Он делал то, что мог. Не больше. Другие — собственно большинство — делали куда меньше.
Плятт и Марецкая всегда играли много, Плятт вообще ни от чего не отказывался, называя себя «рядовым».
А Мордвинов? Которому самоощущение последнего русского трагика не позволило напомнить: «А как же я, дорогой Юрий Саныч?»
Мордвинов умер, и Завадский всю панихиду простоял у его изголовья в мизансцене испрашиваемого прощения: белая голова к белой голове — живой у мертвого.

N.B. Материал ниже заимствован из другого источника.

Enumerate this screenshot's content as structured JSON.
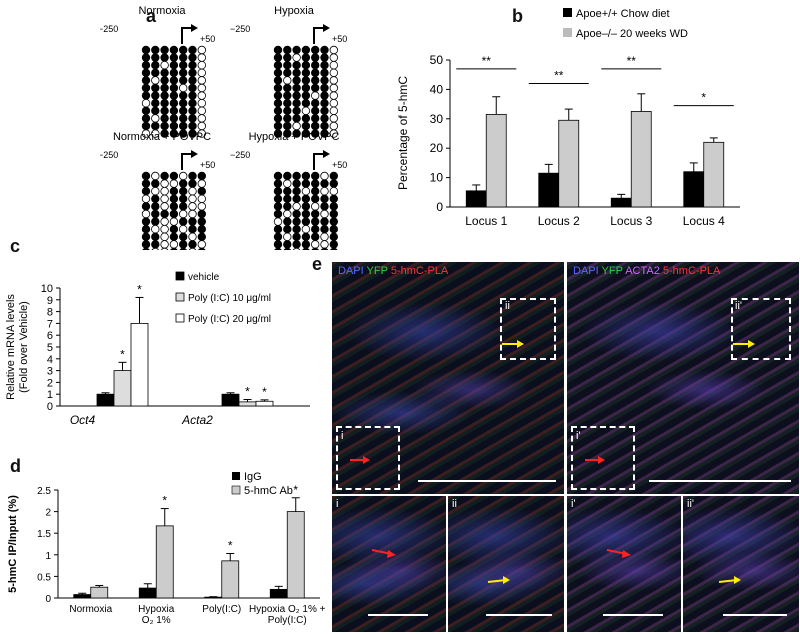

Каждый человек рождается в СВОЙ возраст. В каком-нибудь пареньке видится семидесятилетний старик. В старике — подросток. Завадский порхал из возраста в возраст с той же легкостью, с какой создавал свои летучие рисунки. Возраст был для него только маской. Когда нужно — величественный старец, мэтр. Так же, как и Александрова, его любили приглашать во всевозможные президиумы. У них вообще было много общего: удачливость, способность предвидеть барьеры и рифы. Многое.
Сильно разнилось, правда, отношение к Любочке.
Как почти всякий руководитель, Завадский побаивался и недолюбливал тех, кто у него ничего не просил.
Орлова не просила. А если и делала это один или два раза, когда договаривалась о «Милом лжеце», то со свойственной ей лучезарностью, одаривавшей того, у кого просят.
Она была сама по себе. Она была с Александровым. У художественного руководителя не болела голова о том, что бы такое придумать для застоявшейся Орловой. Как-то считалось, что она сама о себе позаботится.